The tense moments for the boss and the employee provide me with a first-hand glimpse of the company's culture. Most interviews, of course, are controlled and quiet. Not this one. For me, it was great to see how the boss, who I will call "Bob," reacted to an employee's screw up. He was gracious and kind, and helped her with patience. "That's the kind of guy I want to work with," I thought, sitting there patiently.

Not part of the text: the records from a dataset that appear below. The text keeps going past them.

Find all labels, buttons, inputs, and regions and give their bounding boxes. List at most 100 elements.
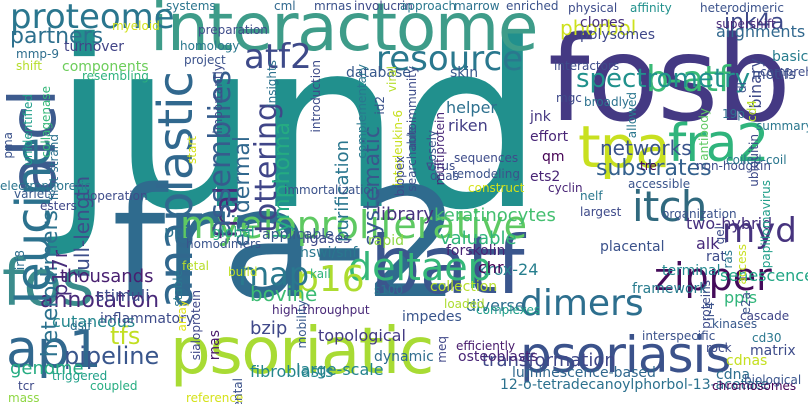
word-147: approach (400, 0, 457, 13)
word-192: start (185, 136, 199, 164)
word-40: keratinocytes (434, 205, 556, 226)
word-97: impedes (402, 309, 462, 325)
word-63: senescence (720, 266, 808, 285)
word-73: ets2 (530, 169, 561, 185)
word-184: id2 (373, 96, 387, 115)
word-15: deltaep (348, 245, 492, 289)
word-167: papillomavirus (759, 180, 773, 269)
word-84: components (62, 59, 149, 75)
word-83: turnover (64, 39, 124, 55)
word-61: two-hybrid (686, 214, 773, 233)
word-138: resembling (82, 69, 149, 83)
word-70: riken (448, 116, 488, 135)
word-30: annotation (40, 288, 160, 313)
word-110: kinases (712, 317, 758, 331)
word-176: searchable (405, 126, 419, 192)
word-132: pma (1, 132, 15, 159)
word-78: basic (772, 49, 808, 65)
word-29: ink4a (724, 10, 785, 35)
word-160: 19p (722, 107, 745, 121)
word-129: cooperation (76, 189, 148, 203)
word-19: resource (376, 39, 524, 79)
word-68: chr (478, 258, 504, 277)
word-117: inflammatory (100, 311, 195, 327)
word-137: shift (16, 59, 42, 73)
word-171: nelf (580, 189, 603, 203)
word-59: 12-o-tetradecanoylphorbol-13-acetate (500, 377, 769, 393)
word-69: helper (446, 98, 498, 117)
word-156: broadly (584, 95, 630, 109)
word-104: osteoblasts (458, 349, 538, 365)
word-5: fos (2, 247, 94, 321)
word-75: polysomes (580, 27, 656, 43)
word-141: project (184, 53, 226, 67)
word-113: tcr (18, 379, 35, 393)
word-190: insights (265, 60, 279, 107)
word-92: terminal (662, 263, 721, 279)
word-43: lymphoma (270, 122, 295, 239)
word-180: remodeling (452, 167, 520, 181)
word-172: largest (580, 205, 622, 219)
word-112: triggered (52, 369, 108, 383)
word-67: matrix (750, 343, 796, 359)
word-102: efficiently (456, 339, 516, 353)
word-168: accessible (628, 177, 691, 191)
word-71: effort (530, 129, 569, 145)
word-191: importantly (211, 64, 225, 134)
word-62: alk (696, 234, 720, 253)
word-144: cml (274, 0, 296, 13)
word-86: global (212, 225, 255, 241)
word-153: supershift (716, 17, 776, 31)
word-101: s100 (374, 283, 404, 297)
word-202: access (735, 244, 749, 285)
word-54: diverse (466, 296, 525, 315)
word-163: antibody (697, 108, 711, 161)
word-175: viral (385, 66, 399, 93)
word-32: map (238, 255, 310, 293)
word-179: construct (468, 181, 525, 195)
word-52: stimuli (96, 286, 150, 305)
word-145: mrnas (314, 0, 352, 13)
word-199: gel (713, 226, 727, 245)
word-60: genome (10, 358, 84, 379)
word-140: homology (180, 39, 240, 53)
word-28: phorbol (560, 16, 637, 40)
word-48: tfs (110, 322, 141, 350)
word-128: esters (40, 199, 77, 213)
word-126: homodimers (186, 237, 262, 251)
word-79: motifs (752, 67, 796, 83)
word-18: dimers (520, 283, 644, 324)
word-197: e2a (739, 292, 753, 315)
word-143: systems (166, 0, 216, 13)
word-155: mgc (556, 91, 582, 105)
word-178: dnas (430, 169, 459, 183)
word-51: thousands (60, 266, 154, 287)
word-170: cyclin (548, 181, 583, 195)
word-106: chromosomes (712, 379, 797, 393)
word-185: biopex (393, 156, 407, 197)
word-93: placental (600, 239, 665, 255)
word-115: reference (186, 391, 244, 404)
word-151: affinity (630, 1, 672, 15)
word-165: coiled-coil (726, 153, 787, 167)
word-91: rat (706, 249, 726, 265)
word-96: collection (430, 279, 498, 295)
word-26: substrates (596, 156, 712, 181)
word-47: valuable (440, 228, 517, 249)
word-39: partners (10, 24, 104, 49)
word-23: myd (722, 211, 797, 251)
word-58: large-scale (296, 360, 384, 379)
word-149: enriched (506, 0, 559, 13)
word-162: summary (756, 119, 808, 133)
word-11: ap1 (6, 320, 102, 380)
word-41: library (376, 204, 434, 225)
word-0: jund (52, 0, 544, 261)
word-7: tpa (578, 113, 671, 181)
word-189: immortalization (284, 183, 379, 197)
word-2: fosb (548, 10, 791, 148)
word-90: framework (632, 281, 708, 297)
word-21: proteome (10, 0, 175, 37)
word-169: tre (640, 159, 657, 173)
word-107: biological (744, 373, 802, 387)
word-50: topological (318, 326, 406, 345)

My patience during all of this made a good impression on Bob, and he said so. I went into the interview resolved to be myself, which I was, not pretending to be something or someone that I am not (being a fake always comes back to bite you). Many of the jobs I've had in the past help me bring related skills and knowledge to this one, so I felt confident as I sat in the hot seat.

A fascinating photo of my
right hand on a keyboard
I left their offices feeling good about the interview, but one never really knows. Perhaps, I thought, the next person he interviews might be so impressive that Bob could forget about me. There would still be a second interview to pass, I was told, and so I was on pins and needles until 5:15 this afternoon... when Bob phoned me.

By the end of the interview, he was all but saying that I was hired - but stopped short of actually offering me the job. Late this afternoon, the suspense was killing me. I would have gone crazy over the weekend not knowing. So, I decided to break one of the rules of interviewing: I phoned to ask whether I would be called in for a second interview. I left a message with the receptionist, and Bob returned my call half an hour later.

What I said to Bob was, to sum it up, was that I had several freelance writing opportunities and that I was just hoping to find out if I would get that second interview, so that I could know whether or not to take the writing gigs.

"Would you rather do the freelance stuff or this?" Bob asked.

"I'd rather work with you guys," I said, "I would do the freelance jobs only if there was nothing else for me."

"Well," he said, "as I told you, I'm sure you could do this job and your personality would fit in here." Then he dropped the bomb on me. "Can you start tomorrow at 10 a.m.?"

I thanked him profusely and said yes, then thanked him some more. I realized I was gushing like a school girl who was just asked to the prom, so I bit my lip.

"See you tomorrow," he said. Wow. That simple.

The lessons from this, I think, are this: Be yourself in an interview. Stay calm under pressure, and if the interview is interrupted you should calmly and silently observe it. Finally, don't be afraid to follow up with an email or phone call to say that you are still very interested in working for the company you interviewed with. I would say that this should be used carefully, since appearing to be pushy could blow whatever chance you might have had. However, I gauged Bob's personality to be the type that would understand my eagerness, which he did.

If you are job hunting, I wish you the best in your quest.